Inland waterways are an opportunity for confluence. It was at Benicia in the 1860's that Pony Express Riders who had missed their connection on the Sacramento River Delta steamers could ferry across the waters blocking their trail. In the 1870's a leg of the transcontinental Central Pacific Railroad established a major railroad ferry across the Carquinez Strait from Benicia to Port Costa. Benicia became home to the largest ferries in the world, transporting entire trains across the inland waters of the San Francisco Bay.
It was in Benicia in 1901, where the world's first long-distance power line was stretched across the Carquinez Straits. When wheat was the big crop, it was stored in Benicia, but when railroad bridges replaced ferries and the early 1900 wheat crops declined, Benicia declined too, mouldering without economic purpose on the back waters of the bay.
Not until World War II, did the little town grow again when it served as a military arsenal. The war boom economy doubled the population quickly to 7,000 residents. The arsenal closed in the 1960s. Later in that decade, oil refineries were built northeast of the town's residences. Eventually, as more bridges were built connecting the bay area's various ports and towns by roads, the little town of no longer as important trains and ferries became what all towns near big cities are destined to become, a bedroom for 28,000 locals and commuters and a weekend diversion destination for city dwellers.
But that is not the town that was back in those few days of my summer vacation. Then it was just a small modest town with no great current boons, but the confluence of its waterways and flying birds, its child friendly streets, cushioned me with hospitality while hope and longing opened in me in the first bright days of the summer of my thirteenth year.
And then on the third afternoon of our visit, my father and older brothers returned unexpectedly. I blindly ran to the murky waters that day in disbelief, wanting to shake off as dream or lie what we'd
been told. Our mother had died.
Here I am tangling my history up with the early history of this little town. I don't often tell my story. I know for everyone its often a struggle to keep clear angles of perspective in this life. I make an effort to pay attention to current events and history. So I've reminded myself, with a little history lesson of a few of the events that have come and gone and shaped this town, of some perspective, and yet it's true that even at my age, as I briefly walked about the edges of Benicia the other day, what I can see best is what had once happened there to me. I can't even hear the name of the town and not remember, palpably receiving that first wrenching.

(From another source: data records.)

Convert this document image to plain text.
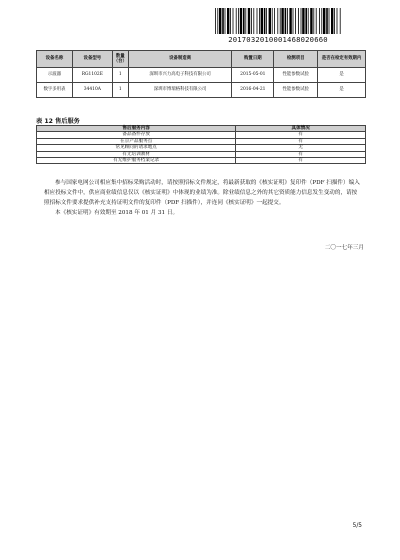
2017032010001468020660
设备名称	设备型号	数量（台）	设备制造商	购置日期	检测项目	是否在检定有效期内
示波器	RG1102E	1	深圳市兴力高电子科技有限公司	2015-05-01	性能参数试验	是
数字多用表	34410A	1	深圳市博瑞格科技有限公司	2016-04-21	性能参数试验	是
表 12 售后服务
售后服务内容	具体情况
备品备件存放	有
在京产品服务点	有
常见顾问的请求地点	无
有无培训教材	有
有无维护服务档案记录	有

参与国家电网公司相应集中招标采购活动时，请按照招标文件规定，将最新获取的《核实证明》复印件（PDF 扫描件）编入相应投标文件中，供应商业绩信息仅以《核实证明》中体现的业绩为准。除业绩信息之外的其它资质能力信息发生变动的，请按照招标文件要求提供补充支持证明文件的复印件（PDF 扫描件），并连同《核实证明》一起提交。

本《核实证明》有效期至 2018 年 01 月 31 日。

二〇一七年三月
5/5
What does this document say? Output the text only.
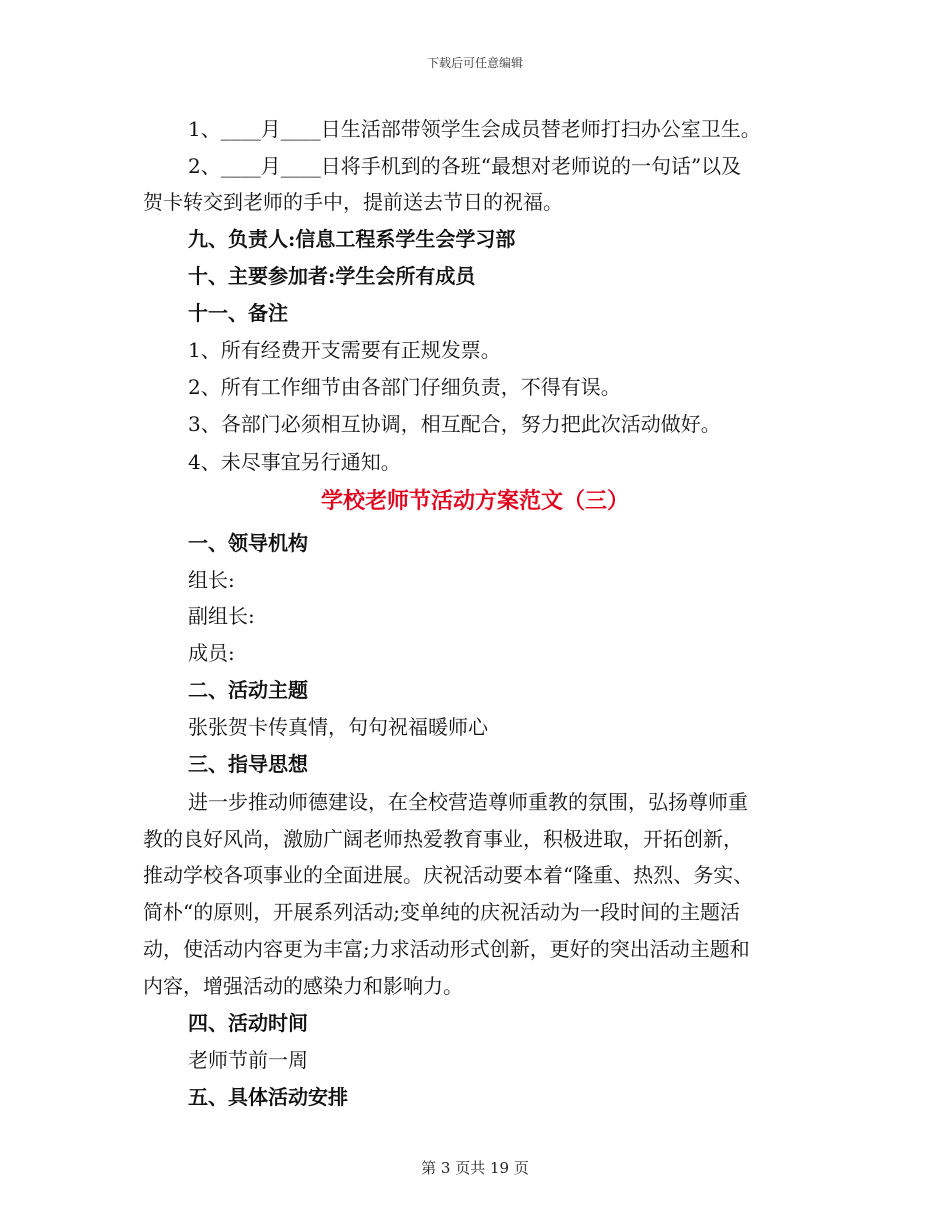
下载后可任意编辑
1、____月____日生活部带领学生会成员替老师打扫办公室卫生。
2、____月____日将手机到的各班“最想对老师说的一句话”以及
贺卡转交到老师的手中，提前送去节日的祝福。
九、负责人:信息工程系学生会学习部
十、主要参加者:学生会所有成员
十一、备注
1、所有经费开支需要有正规发票。
2、所有工作细节由各部门仔细负责，不得有误。
3、各部门必须相互协调，相互配合，努力把此次活动做好。
4、未尽事宜另行通知。
学校老师节活动方案范文（三）
一、领导机构
组长:
副组长:
成员:
二、活动主题
张张贺卡传真情，句句祝福暖师心
三、指导思想
进一步推动师德建设，在全校营造尊师重教的氛围，弘扬尊师重
教的良好风尚，激励广阔老师热爱教育事业，积极进取，开拓创新，
推动学校各项事业的全面进展。庆祝活动要本着“隆重、热烈、务实、
简朴“的原则，开展系列活动;变单纯的庆祝活动为一段时间的主题活
动，使活动内容更为丰富;力求活动形式创新，更好的突出活动主题和
内容，增强活动的感染力和影响力。
四、活动时间
老师节前一周
五、具体活动安排
第 3 页共 19 页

How true might this be for those who lost family and friends in New York, Pennsylvania, the Pentagon. Today is September 11, 2010, the anniversary of a great tragedy of terror and the loss of many lives. So many people heard that day or the next, how they would have to go on in their world carrying love lost; heard that they had entered a forever- changed- reality. At some level, we all did, didn't we?
I offer this tangled memory of mine in memoriam with my personal acknowledgement of how deeply the loss of loved ones is, how enduring our losses are.
I was also reminded at the water's edge the other day by these lovely little mallards sunning on a log amongst relics of Benicia's past, that there is One who does have all his little ducks in a row.
We need not grieve as ones without hope.